I haven't talked much about our match, mostly because it's so new and I've been trying to figure out what to say/not to say. When our caseworker called me on the Thursday before we found out we were chosen everything she told us about Baby X's mother, C, and her situation made my heart jump. This is adoption after all, it's never a good situation, however, it's the type of situation that I immediately thought, we have a really good chance at opening up without any reservations. C wants to have regular visits every few months. I hope that these visits evolve over time, and I would love for C to become part of our extended family.

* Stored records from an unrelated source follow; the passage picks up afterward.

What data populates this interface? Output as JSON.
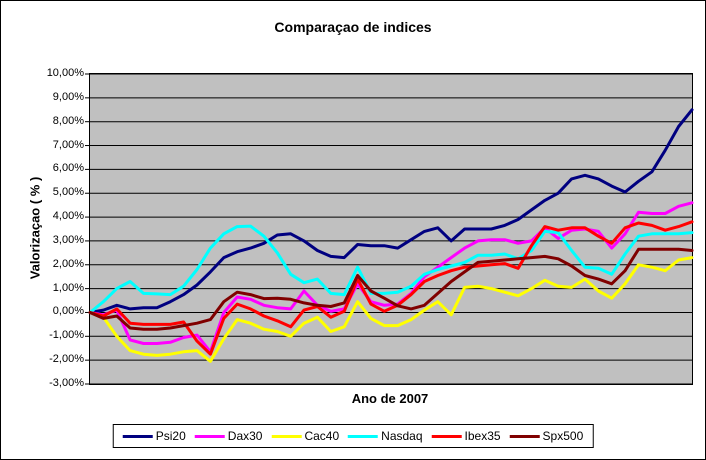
{
  "chart": {
    "title": "Comparaçao de indices",
    "y_axis_title": "Valorizaçao ( % )",
    "x_axis_title": "Ano de 2007"
  },
  "colors": {
    "chart_background": "#FFFFFF",
    "plot_background": "#C0C0C0",
    "gridline": "#000000",
    "frame_border": "#000000"
  },
  "y_axis": {
    "tick_labels": [
      "10,00%",
      "9,00%",
      "8,00%",
      "7,00%",
      "6,00%",
      "5,00%",
      "4,00%",
      "3,00%",
      "2,00%",
      "1,00%",
      "0,00%",
      "-1,00%",
      "-2,00%",
      "-3,00%"
    ]
  },
  "chart_data": {
    "type": "line",
    "title": "Comparaçao de indices",
    "xlabel": "Ano de 2007",
    "ylabel": "Valorizaçao ( % )",
    "ylim": [
      -3,
      10
    ],
    "y_tick_interval": 1,
    "x_tick_labels_shown": "none",
    "n_points": 46,
    "grid": "horizontal black gridlines every 1% on gray plot area",
    "legend_position": "bottom",
    "values_unit": "percent",
    "series": [
      {
        "name": "Psi20",
        "color": "#000080",
        "values": [
          0.0,
          0.1,
          0.3,
          0.15,
          0.2,
          0.2,
          0.45,
          0.75,
          1.15,
          1.7,
          2.3,
          2.55,
          2.7,
          2.9,
          3.25,
          3.3,
          3.0,
          2.6,
          2.35,
          2.3,
          2.85,
          2.8,
          2.8,
          2.7,
          3.05,
          3.4,
          3.55,
          3.0,
          3.5,
          3.5,
          3.5,
          3.65,
          3.9,
          4.3,
          4.7,
          5.0,
          5.6,
          5.75,
          5.6,
          5.3,
          5.05,
          5.5,
          5.9,
          6.8,
          7.8,
          8.5
        ]
      },
      {
        "name": "Dax30",
        "color": "#FF00FF",
        "values": [
          0.0,
          -0.1,
          0.1,
          -1.15,
          -1.3,
          -1.3,
          -1.25,
          -1.05,
          -0.95,
          -1.65,
          0.0,
          0.65,
          0.55,
          0.3,
          0.2,
          0.15,
          0.9,
          0.3,
          0.05,
          0.15,
          1.2,
          0.45,
          0.3,
          0.35,
          0.8,
          1.5,
          1.9,
          2.3,
          2.7,
          3.0,
          3.05,
          3.05,
          2.9,
          3.0,
          3.55,
          3.1,
          3.45,
          3.5,
          3.4,
          2.7,
          3.3,
          4.2,
          4.15,
          4.15,
          4.45,
          4.6
        ]
      },
      {
        "name": "Cac40",
        "color": "#FFFF00",
        "values": [
          0.0,
          -0.2,
          -1.0,
          -1.6,
          -1.75,
          -1.8,
          -1.75,
          -1.65,
          -1.6,
          -2.05,
          -1.1,
          -0.3,
          -0.45,
          -0.7,
          -0.8,
          -1.0,
          -0.45,
          -0.2,
          -0.8,
          -0.6,
          0.45,
          -0.25,
          -0.55,
          -0.55,
          -0.3,
          0.1,
          0.45,
          -0.1,
          1.05,
          1.1,
          1.0,
          0.85,
          0.7,
          1.0,
          1.35,
          1.1,
          1.05,
          1.4,
          0.9,
          0.6,
          1.2,
          2.0,
          1.9,
          1.75,
          2.2,
          2.3
        ]
      },
      {
        "name": "Nasdaq",
        "color": "#00FFFF",
        "values": [
          0.0,
          0.45,
          1.0,
          1.3,
          0.8,
          0.78,
          0.75,
          1.1,
          1.8,
          2.7,
          3.3,
          3.6,
          3.62,
          3.2,
          2.5,
          1.6,
          1.25,
          1.4,
          0.8,
          0.75,
          1.9,
          0.8,
          0.8,
          0.85,
          1.1,
          1.6,
          1.8,
          1.95,
          2.1,
          2.4,
          2.4,
          2.45,
          2.25,
          2.6,
          3.4,
          3.35,
          2.6,
          1.9,
          1.85,
          1.6,
          2.45,
          3.2,
          3.3,
          3.3,
          3.3,
          3.35
        ]
      },
      {
        "name": "Ibex35",
        "color": "#FF0000",
        "values": [
          0.0,
          -0.15,
          0.15,
          -0.45,
          -0.5,
          -0.5,
          -0.5,
          -0.4,
          -1.2,
          -1.75,
          -0.25,
          0.35,
          0.15,
          -0.15,
          -0.35,
          -0.6,
          0.1,
          0.25,
          -0.2,
          0.05,
          1.4,
          0.35,
          0.05,
          0.3,
          0.75,
          1.3,
          1.55,
          1.75,
          1.9,
          1.95,
          2.0,
          2.05,
          1.85,
          2.8,
          3.6,
          3.45,
          3.55,
          3.55,
          3.2,
          2.9,
          3.55,
          3.75,
          3.65,
          3.45,
          3.6,
          3.8
        ]
      },
      {
        "name": "Spx500",
        "color": "#800000",
        "values": [
          0.0,
          -0.25,
          -0.15,
          -0.65,
          -0.7,
          -0.7,
          -0.65,
          -0.55,
          -0.45,
          -0.3,
          0.45,
          0.85,
          0.75,
          0.58,
          0.6,
          0.55,
          0.4,
          0.3,
          0.25,
          0.4,
          1.55,
          0.9,
          0.6,
          0.28,
          0.15,
          0.3,
          0.8,
          1.3,
          1.7,
          2.1,
          2.15,
          2.2,
          2.25,
          2.3,
          2.35,
          2.25,
          1.95,
          1.55,
          1.4,
          1.2,
          1.75,
          2.65,
          2.65,
          2.65,
          2.65,
          2.6
        ]
      }
    ]
  }
}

Now, as far as our families go, I don't think they really believe that we are as open to opening up the adoption as we say we are. When we first told them that we weren't going to tell them anything about C and her situation, S's dad asked why we were being so "secretive" about her. S retorted with the statement that Baby X should not hear the details of his mom's situation from anyone except us and her. And then, S asked his dad if he had read the very short, very concise adoption book we gave to him. Guess what his answer was? Sometimes the things his dad says out of ignorance really drive me insane. My parents just kind of go "huh" when I mention visits with C. That drives me crazy too, but it's easier to ignore.
My friends have also asked some odd questions when I told them of the regular visits. The most common question revolves around whether I'm ok with it. I think that's odd, because I present the visits in a positive light. Not to mention that we wouldn't be matched with C if we weren't open to seeing her. And of course, our friends immediately ask what C's story is. And of course I have to shoot them down too. We aren't revealing anything about her, whether she's younger or older, her name, her family life, how Baby X came to be, nothing. I figure that once you tell people about one detail, it's a slippery slope and the next thing you know you could give up the goods. Besides, her story doesn't matter to anyone except Baby X.
I guess it all comes down to adoption being an extension of infertility. Unless you've been through it, unless you've had to confront these tough questions, and make hard decisions, you have no fucking idea what it entails. I didn't until we got into it. I just get really annoyed that I'm trying to educate family and friends and I feel like anything I say tends to fall on deaf ears.